Changing your way of life so that every night you can get the proper sleep you need is key. Here are a few tips you can do to increase your chances of a good night’s sleep:
- Keep a regular sleep schedule
- Create a relaxing bedtime routine
- Manage your thoughts
- Stay away from big meals at night
- Avoid alcohol before bed
- Eliminate caffeine after lunch
What is REM behavior disorder (RBD)?
This is a neurologically based sleep disorder in which people enter into REM sleep, but the signals in the brain which usually generate muscular paralysis are not blocked by a “gateway” in the brainstem provided for this purpose during REM.
The result? Dreamers can, and do, act out their dream contents. It’s a dangerous form of sleep disorder because it can not only harm the person engaged in the acting out of their dreams, but to anyone else who may be in the same space with them.
RBD is unlike sleepwalking, which only takes place in transitions between stages of sleep in non-REM cycles. One of the main reasons why all sleep studies include a visual monitor is to capture and record elements of RBD when they occur during overnight tests.
What is REM rebound?
This is a kind of sleeping behavior that occurs in someone who is sleep deprived who then gets an opportunity to catch up on sleep. The brain cycles quickly into REM and stays in this stage of sleep for longer periods during REM rebound.
The value for determining whether someone is experiencing REM rebound is at about 20 percent the quantity of normal REM sleep.

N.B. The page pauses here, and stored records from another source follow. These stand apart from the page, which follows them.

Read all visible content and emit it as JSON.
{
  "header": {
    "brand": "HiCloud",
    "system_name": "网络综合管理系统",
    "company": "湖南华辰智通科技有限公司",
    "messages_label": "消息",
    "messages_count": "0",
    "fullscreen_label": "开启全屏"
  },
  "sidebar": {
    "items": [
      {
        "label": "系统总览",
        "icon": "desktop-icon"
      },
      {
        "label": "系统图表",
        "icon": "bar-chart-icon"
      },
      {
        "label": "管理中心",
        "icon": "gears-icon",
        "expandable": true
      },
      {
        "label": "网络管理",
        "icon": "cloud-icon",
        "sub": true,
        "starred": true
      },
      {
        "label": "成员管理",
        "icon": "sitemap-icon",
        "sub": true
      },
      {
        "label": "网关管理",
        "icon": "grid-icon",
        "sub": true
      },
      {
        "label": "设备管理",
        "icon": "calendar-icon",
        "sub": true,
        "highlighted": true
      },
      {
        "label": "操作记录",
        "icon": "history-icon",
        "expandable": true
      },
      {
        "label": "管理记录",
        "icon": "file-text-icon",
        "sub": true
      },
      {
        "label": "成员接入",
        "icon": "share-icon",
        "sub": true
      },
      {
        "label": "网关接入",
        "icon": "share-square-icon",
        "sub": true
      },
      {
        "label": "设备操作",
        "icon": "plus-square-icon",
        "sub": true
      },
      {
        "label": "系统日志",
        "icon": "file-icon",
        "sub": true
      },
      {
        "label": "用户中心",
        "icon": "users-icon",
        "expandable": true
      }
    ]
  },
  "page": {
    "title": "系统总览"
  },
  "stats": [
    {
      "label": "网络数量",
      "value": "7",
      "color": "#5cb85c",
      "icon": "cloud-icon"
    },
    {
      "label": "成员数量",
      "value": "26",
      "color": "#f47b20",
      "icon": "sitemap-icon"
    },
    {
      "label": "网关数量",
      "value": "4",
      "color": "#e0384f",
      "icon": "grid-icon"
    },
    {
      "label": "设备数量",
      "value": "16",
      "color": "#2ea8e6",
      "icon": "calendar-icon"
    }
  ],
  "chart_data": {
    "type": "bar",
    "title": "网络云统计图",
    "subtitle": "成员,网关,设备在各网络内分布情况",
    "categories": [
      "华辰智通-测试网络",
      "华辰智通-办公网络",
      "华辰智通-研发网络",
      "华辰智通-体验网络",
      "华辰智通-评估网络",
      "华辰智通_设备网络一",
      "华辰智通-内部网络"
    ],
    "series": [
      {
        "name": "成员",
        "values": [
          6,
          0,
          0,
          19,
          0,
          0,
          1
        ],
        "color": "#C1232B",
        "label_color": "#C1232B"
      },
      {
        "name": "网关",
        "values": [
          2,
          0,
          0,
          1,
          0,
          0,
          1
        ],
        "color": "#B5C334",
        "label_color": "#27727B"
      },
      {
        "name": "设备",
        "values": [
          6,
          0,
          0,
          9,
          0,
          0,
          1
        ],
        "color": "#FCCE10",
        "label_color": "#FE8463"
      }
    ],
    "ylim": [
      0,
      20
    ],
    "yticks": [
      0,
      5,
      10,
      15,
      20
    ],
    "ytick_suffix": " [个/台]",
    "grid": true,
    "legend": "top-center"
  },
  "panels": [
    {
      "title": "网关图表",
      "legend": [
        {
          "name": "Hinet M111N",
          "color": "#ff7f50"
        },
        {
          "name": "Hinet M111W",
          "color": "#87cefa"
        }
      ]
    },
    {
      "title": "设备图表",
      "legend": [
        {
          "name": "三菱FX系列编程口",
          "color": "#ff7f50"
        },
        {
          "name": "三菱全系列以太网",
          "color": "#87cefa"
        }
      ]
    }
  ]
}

In other words, if a person, who normally has 2 hours of REM sleep nightly, is then deprived of sleep, then allowed to sleep uninterrupted again, their increase in REM by 24 or more minutes (20 percent of 2 hours of REM) would indicate the presence of REM rebound, as if to “make up for lost REM.”
REM stage of sleep is very important because that’s the stage when the most of dreaming occurs – and it is very often for a sleeper to start lucid dreaming during this phase of sleep. REM sleep is important because it is the restorative part of our sleep cycle. It is fourth stage of sleep, but unlike the first three stages, your muscles are paralyzed and your eyes move rapidly. That’s probably as a reaction to dream images. There are REM disorders too, like REM behavior disorder. This is the disorder in which body doesn’t shut down muscle movement. People can act out their dream, which can lead to dangerous situations. And people who tend to be sleep deprived can have REM rebound, in which body switches to REM dreaming immediately.